Except it did. Over the coming months, their tiny village had ultimately succumbed to the black death and many of the townsfolk were ailing. The affliction affected their very breath with bulbous lumps growing from them, fingers and toes turning black and the masks worn by the undertakers lest they succumbed themselves. There were not scholars in the village and none who could count beyond the number who were lost. They were many.

Phillippe did not need to concern himself with the goings on in the village, death would not come to the bower. He was more concerned with the next generation of plantings. Developing some pride, knowing that although his training lay in blacksmithing, he had become quite adept at what the soil offered and the days task was to plan what to sow where. He had done it two seasons before with reasonable success and was about to retire for the evening when a thunderous banging all but brought the door down.

A very officious looking, large gentleman insisted on coming inside. “I have a request of you,” he said. Phillippe was almost certain that he was not going to be able to say no to this “request.”

“Come, sit,” said Phillippe, gesturing to the wooden kitchen bench.

“No,” the gentleman replied sternly. “What I say, will be brief and to the point.”

“We know that you had a special relationship with Margrette DuPont, some years ago. We know that this is her house where you now live. We know that the townsfolk are coming here for the same craft and wares provided by the witch.”

“And,” said Phillippe boldly.

“We have need of your outbuilding for a plague hospital and you must provide for the people within. Provide this and we will remain silent on the other matter.”

“And if I don’t? The black death is as close as I’d like it to be and I don’t care for it to come closer.”

“Then we shall have no option but to act on the report of witchcraft and charge you accordingly.”

The gentleman turned to exit by the still open door and paused. “The first five people will be transported the day following the upcoming Sabbath. You will be prepared.”

Phillippe sat stunned. Ten then twenty thoughts at once circulated his mind. “If I leave, I will be abandoning Margrette and all her work, if I stay, I shall surely succumb to the beast myself and if I don’t the townsfolk won’t come for their other maladies.”

A dazed morning followed a fitful night. There really was no choice but to set up a plague hospital right there in his field. He stood at a distance at the pitiful sight, planning in his head the work required over the next five days.

Fixing the thatch, patching the rock walls, liming the interior and cobbling the floor lifted the spirit of the building but nothing seemed to remove the yellowing in the corner, seeping through nearly an inch of lime plaster.

“This will have to do,” he thought as his mind wandered to the running of it. How would they be placed? Should there be an area for food, drink, tonics and preparations? How much lighting would it require overnight? Can the window openings be closed over or would that trap the beast inside or would leaving them open, sentence them all to freeze to death?

The Sabbath came and went.
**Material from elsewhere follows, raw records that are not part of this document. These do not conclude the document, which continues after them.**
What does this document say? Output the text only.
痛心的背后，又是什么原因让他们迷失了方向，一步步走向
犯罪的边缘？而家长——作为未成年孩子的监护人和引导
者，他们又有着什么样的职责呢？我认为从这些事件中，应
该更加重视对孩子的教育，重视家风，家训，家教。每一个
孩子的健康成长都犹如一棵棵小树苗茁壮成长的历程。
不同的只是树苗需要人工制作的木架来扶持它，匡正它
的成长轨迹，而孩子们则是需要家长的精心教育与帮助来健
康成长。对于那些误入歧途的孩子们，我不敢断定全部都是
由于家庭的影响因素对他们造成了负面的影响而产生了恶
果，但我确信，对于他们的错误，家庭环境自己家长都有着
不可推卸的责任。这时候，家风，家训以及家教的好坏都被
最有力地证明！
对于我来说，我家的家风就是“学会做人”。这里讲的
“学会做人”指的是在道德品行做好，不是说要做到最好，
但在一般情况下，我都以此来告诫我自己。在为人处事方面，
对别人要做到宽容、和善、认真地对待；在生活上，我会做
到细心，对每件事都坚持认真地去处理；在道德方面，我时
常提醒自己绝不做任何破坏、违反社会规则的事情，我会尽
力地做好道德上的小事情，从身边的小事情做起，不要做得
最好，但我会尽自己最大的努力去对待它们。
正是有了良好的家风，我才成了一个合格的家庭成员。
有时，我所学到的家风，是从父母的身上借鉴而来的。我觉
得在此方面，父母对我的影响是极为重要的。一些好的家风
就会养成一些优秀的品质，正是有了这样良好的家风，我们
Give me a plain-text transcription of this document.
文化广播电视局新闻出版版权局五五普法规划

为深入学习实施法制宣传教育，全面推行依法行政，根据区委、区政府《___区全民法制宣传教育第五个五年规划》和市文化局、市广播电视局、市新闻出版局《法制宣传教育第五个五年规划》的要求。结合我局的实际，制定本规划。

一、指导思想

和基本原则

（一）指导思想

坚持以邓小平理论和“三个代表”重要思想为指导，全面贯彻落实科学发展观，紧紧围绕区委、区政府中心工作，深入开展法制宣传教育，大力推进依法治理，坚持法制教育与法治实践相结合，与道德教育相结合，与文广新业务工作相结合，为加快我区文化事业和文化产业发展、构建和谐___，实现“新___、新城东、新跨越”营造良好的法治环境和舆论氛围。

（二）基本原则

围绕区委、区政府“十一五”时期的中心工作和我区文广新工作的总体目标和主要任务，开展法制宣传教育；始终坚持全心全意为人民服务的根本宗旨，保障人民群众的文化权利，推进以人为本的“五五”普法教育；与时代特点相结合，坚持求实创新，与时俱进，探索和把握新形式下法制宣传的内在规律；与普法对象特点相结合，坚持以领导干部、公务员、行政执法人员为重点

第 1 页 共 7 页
Less in attendance but you would have to expect that. His mother stood at the opposite corner to him trying to make subtle eye contact. Phillippe wanted none of it and the day would pass as any other day.

A wagon could be seen travelling the deeply rutted track and as promised unloaded five wretched souls. Phillippe watched with morbid curiosity, as one by one, the moans and the rasping breaths disguised as people were stretchered into the outbuilding. “Surely their families would need great skill in order to recognise them,” he thought.

He had fashioned himself a mask and stuffed it with sage, fennel and lemon balm and prayed that it would keep the beast at bay. He really didn’t understand why the doctors in the cities used theriac with its fifty-five different ingredients, none of which clearly worked. He stood at the doorway, scanning the decrepits and stopped in disbelief.

“Arthur?”

A feeble moan confirmed his suspicions. Arthur had indeed succumbed.

They had at least brought cots and blankets and linen for the infirm and Phillippe worked hurriedly but not in haste to settle the five into their cots and assess at what stage of infirmary they were all in.

He recognised Mrs Potts but the others were clearly not from town. They all had the sunken eyes, the death like cough and the swellings. The swellings were either on the neck or the underside of the arms and sometimes below the trousers. Some of the swellings were oozing. Some of the normal skin was oozing. It was all so very putrid and Phillippe was almost resigned to this being a house of death.

He was also very used to walking past the cart, piled high with dead people and every third or fourth house, a new dead person would be thrust up high so as not to topple off. “There has to be better than this,” he thought. “There has to be better for the dead and for the nearly dead.”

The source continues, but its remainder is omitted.